Electrolyte disturbances, particularly hyperkalemia secondary to rhabdomyolysis, can precipitate fatal arrhythmias and cardiogenic shock. Severe hyperkalemia may develop within hours of envenomation, especially in cases with significant myonecrosis, contributing to cardiac arrest [15]. Cardiac involvement in snakebite is not frequently reported but has been described mainly in viper envenomation. The clinical spectrum ranges from myocarditis and arrhythmias to acute myocardial infarction and cardiogenic shock [16, 17]. Most snake venom components do not cross the blood–brain barrier, and neurological manifestations are largely peripheral, although severe systemic effects such as hypoxia, shock, or cardiac arrest can result in secondary brain injury.

The administration of ASV should always be performed in a monitored setting, preferably in an intensive care or high-dependency unit. The WHO recommends premedication with intramuscular adrenaline in high-risk patients to reduce the incidence of severe anaphylaxis [18].

In the present case, the patient sustained an unknown bite, received ASV, and developed cardiac arrest approximately one hour after hospital admission. She was promptly resuscitated, which resulted in return of spontaneous circulation and good neurological recovery. Subsequent investigations revealed elevated cardiac markers and echocardiographic evidence of global myocardial dysfunction with reduced ejection fraction, consistent with acute myocardial injury. Early institution of inotropic support, diuretics, and GDMT resulted in gradual hemodynamic stabilization. Blood cultures grew Acinetobacter baumannii, necessitating modification of antibiotic therapy to tigecycline. The patient ultimately made a good recovery and was discharged with advice for follow-up.
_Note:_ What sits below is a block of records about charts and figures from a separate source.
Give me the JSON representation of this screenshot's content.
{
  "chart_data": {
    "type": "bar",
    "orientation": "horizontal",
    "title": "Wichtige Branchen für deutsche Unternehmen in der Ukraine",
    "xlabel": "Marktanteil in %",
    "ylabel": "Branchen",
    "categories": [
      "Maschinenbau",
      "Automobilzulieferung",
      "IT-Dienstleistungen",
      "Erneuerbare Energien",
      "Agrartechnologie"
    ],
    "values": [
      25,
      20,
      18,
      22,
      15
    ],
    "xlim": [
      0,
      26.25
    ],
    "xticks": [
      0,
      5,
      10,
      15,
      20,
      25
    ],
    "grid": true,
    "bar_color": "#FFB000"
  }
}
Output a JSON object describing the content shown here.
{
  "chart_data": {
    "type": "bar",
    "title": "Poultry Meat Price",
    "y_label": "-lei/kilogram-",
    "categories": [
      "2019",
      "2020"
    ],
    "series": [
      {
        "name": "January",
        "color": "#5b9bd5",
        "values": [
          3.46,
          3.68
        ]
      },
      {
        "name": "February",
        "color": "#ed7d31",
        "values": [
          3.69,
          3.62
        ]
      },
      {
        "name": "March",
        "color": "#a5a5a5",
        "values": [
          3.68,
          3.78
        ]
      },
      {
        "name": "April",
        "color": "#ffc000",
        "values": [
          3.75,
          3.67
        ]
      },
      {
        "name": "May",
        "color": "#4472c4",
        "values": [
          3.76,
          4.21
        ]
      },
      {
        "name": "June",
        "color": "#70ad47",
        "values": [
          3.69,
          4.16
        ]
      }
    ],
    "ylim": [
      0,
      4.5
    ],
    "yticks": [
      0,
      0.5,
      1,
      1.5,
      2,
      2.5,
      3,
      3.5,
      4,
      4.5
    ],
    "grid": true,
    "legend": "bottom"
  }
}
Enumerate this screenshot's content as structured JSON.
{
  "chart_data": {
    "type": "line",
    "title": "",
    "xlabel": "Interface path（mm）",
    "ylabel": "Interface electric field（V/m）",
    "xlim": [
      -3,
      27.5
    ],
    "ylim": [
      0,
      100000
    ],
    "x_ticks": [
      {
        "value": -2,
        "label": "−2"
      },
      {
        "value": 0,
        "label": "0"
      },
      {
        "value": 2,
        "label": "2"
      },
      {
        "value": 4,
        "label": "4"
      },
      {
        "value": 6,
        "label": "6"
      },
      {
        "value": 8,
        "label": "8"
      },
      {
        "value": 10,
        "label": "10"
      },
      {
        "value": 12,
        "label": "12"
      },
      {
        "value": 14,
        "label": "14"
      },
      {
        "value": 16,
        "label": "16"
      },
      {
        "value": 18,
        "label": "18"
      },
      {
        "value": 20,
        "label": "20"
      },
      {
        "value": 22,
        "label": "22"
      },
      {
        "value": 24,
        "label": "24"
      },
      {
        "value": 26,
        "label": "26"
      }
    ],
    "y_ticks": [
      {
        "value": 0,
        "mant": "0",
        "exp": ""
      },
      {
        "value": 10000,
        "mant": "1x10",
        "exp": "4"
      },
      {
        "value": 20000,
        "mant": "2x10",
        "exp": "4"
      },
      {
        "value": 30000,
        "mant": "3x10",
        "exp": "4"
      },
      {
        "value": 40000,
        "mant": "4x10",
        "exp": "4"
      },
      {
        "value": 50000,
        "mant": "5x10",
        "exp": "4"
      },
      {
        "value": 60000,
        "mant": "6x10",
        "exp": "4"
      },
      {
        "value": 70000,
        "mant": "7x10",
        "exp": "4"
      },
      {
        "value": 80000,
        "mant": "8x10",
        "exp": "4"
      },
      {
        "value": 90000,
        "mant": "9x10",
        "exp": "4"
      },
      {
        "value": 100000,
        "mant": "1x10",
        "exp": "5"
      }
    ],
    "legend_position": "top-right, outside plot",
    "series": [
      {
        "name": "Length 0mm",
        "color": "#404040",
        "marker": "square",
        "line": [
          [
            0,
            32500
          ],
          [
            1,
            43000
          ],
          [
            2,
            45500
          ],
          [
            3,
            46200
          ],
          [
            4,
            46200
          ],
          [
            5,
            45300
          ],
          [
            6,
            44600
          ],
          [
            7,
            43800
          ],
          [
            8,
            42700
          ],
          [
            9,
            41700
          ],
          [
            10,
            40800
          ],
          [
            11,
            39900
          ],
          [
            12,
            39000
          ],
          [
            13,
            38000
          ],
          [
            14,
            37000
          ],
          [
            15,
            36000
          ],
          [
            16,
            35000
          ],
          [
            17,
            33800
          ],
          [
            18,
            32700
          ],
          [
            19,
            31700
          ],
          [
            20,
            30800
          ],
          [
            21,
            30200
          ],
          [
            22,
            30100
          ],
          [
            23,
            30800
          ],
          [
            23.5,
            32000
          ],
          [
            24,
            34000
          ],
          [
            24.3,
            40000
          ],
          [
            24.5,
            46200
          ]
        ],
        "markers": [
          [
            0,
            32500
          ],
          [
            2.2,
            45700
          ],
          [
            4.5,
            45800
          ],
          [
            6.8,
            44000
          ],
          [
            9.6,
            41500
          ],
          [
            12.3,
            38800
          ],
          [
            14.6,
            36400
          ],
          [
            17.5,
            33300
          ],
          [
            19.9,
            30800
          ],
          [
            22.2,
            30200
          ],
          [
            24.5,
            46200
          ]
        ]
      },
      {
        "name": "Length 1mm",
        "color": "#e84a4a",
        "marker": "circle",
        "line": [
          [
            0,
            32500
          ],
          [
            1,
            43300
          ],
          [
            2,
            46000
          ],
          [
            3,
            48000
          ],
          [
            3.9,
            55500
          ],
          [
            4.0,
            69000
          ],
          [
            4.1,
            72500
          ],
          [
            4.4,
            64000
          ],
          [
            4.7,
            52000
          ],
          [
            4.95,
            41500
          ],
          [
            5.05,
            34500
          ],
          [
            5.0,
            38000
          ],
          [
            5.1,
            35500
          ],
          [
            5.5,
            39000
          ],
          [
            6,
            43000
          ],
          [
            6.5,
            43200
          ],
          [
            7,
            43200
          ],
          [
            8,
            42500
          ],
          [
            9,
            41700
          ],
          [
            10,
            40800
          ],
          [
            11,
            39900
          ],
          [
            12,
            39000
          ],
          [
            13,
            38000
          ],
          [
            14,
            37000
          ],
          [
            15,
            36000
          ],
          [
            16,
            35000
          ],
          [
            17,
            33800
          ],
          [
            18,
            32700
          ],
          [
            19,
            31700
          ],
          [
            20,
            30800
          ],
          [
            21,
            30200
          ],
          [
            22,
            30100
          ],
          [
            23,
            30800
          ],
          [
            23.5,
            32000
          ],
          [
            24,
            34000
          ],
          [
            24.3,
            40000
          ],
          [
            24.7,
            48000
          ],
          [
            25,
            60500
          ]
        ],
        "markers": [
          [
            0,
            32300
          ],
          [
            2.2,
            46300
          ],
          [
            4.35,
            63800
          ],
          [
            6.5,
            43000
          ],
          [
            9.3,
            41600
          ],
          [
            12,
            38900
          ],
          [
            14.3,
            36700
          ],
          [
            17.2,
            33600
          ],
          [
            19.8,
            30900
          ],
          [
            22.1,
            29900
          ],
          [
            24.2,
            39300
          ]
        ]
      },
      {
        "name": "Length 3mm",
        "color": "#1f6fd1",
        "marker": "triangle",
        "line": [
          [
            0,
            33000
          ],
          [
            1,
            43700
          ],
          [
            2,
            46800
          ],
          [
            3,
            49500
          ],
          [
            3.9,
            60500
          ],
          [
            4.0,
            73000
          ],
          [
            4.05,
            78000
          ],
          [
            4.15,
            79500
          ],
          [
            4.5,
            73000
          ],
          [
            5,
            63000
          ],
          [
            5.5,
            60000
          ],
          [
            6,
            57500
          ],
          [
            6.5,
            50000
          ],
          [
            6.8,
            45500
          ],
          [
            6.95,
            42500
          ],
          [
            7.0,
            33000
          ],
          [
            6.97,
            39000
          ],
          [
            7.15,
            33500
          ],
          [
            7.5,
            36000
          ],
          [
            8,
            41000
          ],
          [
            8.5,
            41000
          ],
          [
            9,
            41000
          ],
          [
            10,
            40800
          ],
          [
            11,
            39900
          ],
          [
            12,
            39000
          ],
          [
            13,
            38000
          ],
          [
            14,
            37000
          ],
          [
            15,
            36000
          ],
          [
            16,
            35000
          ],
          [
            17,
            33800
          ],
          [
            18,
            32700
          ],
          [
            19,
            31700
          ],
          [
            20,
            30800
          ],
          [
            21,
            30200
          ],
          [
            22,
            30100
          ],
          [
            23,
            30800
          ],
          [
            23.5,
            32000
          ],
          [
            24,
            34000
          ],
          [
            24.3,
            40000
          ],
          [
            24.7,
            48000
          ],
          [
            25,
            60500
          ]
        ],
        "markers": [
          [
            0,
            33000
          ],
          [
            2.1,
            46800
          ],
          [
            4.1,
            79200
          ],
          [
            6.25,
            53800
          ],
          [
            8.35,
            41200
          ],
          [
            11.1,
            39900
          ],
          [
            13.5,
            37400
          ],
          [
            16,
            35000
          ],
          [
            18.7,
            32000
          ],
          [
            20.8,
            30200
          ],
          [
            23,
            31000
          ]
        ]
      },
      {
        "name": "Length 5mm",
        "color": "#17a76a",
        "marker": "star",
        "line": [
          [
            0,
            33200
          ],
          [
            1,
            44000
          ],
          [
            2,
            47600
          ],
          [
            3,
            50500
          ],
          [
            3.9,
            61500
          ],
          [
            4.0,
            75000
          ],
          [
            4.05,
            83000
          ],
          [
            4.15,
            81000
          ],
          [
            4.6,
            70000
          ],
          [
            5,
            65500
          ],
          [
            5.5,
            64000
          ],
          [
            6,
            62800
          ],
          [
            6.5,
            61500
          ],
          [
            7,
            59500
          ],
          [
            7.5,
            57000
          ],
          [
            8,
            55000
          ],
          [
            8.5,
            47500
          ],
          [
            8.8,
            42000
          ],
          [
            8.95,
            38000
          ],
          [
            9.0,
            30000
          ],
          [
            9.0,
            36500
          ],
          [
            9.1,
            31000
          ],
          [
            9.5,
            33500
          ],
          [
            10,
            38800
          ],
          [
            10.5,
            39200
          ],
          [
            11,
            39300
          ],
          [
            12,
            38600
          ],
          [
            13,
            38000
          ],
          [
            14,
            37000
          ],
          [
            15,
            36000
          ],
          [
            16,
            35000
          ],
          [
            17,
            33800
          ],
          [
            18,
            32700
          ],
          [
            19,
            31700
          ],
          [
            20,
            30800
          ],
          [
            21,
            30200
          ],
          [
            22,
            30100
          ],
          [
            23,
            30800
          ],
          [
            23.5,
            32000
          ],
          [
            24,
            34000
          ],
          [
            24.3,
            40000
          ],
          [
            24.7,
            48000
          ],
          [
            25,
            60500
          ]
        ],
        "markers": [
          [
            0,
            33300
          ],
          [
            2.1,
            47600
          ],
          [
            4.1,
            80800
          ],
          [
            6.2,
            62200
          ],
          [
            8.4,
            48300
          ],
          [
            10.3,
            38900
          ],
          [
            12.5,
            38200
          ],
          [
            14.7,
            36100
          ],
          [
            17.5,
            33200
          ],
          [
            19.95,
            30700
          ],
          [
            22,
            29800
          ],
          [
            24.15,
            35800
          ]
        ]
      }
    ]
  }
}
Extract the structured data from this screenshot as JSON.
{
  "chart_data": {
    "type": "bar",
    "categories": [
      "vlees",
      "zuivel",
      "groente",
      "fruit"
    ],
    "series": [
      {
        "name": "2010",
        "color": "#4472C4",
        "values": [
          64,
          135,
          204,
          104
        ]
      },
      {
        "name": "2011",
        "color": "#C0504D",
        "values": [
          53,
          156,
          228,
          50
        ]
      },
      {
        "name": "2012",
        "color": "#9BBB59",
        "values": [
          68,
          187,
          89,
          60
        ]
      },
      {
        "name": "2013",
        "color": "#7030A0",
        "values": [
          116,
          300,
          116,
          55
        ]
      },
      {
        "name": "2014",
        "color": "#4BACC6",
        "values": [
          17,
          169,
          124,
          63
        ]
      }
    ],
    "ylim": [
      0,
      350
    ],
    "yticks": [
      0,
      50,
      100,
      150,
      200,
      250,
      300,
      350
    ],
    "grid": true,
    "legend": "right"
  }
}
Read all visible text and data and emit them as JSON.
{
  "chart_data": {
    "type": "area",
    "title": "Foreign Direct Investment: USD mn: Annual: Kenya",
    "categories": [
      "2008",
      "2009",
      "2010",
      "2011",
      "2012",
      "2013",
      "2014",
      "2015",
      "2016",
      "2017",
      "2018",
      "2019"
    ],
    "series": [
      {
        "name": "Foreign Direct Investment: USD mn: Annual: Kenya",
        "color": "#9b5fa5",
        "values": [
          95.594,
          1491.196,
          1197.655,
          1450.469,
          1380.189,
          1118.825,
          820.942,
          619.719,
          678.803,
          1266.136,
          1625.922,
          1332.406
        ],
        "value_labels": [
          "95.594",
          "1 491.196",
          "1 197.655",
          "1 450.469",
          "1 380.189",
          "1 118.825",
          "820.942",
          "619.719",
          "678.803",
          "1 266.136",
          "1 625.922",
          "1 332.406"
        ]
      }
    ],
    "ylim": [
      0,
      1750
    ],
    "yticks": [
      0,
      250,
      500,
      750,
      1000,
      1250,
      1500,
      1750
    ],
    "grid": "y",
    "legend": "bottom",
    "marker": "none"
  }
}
Our case underscores the importance of early recognition and aggressive management of cardiovascular complications following snakebite envenomation or ASV administration. Physicians should maintain a high index of suspicion for cardiac involvement, particularly in patients with hypotension, arrhythmias, or elevated cardiac biomarkers. Close hemodynamic monitoring and prompt initiation of appropriate resuscitative measures are crucial for improving patient outcomes.

Conclusion

Early recognition and prompt management of snakebite envenomation are essential to prevent morbidity and mortality. Even without a confirmed history of snakebite, patients presenting with sudden neurological symptoms or hemodynamic instability should be evaluated for envenomation. Intravenous polyvalent ASV must be administered promptly when systemic signs are present, with close monitoring for potential adverse reactions, including anaphylaxis. Supportive care, including airway management, inotropic support, and treatment of complications such as coagulopathy, is critical. In this case, the patient developed cardiac arrest likely due to ASV-induced anaphylaxis but recovered following timely resuscitation and intensive care. Vigilance and preparedness for such complications can significantly improve outcomes.

Conflicts of interest

Authors declare no conflicts of interest.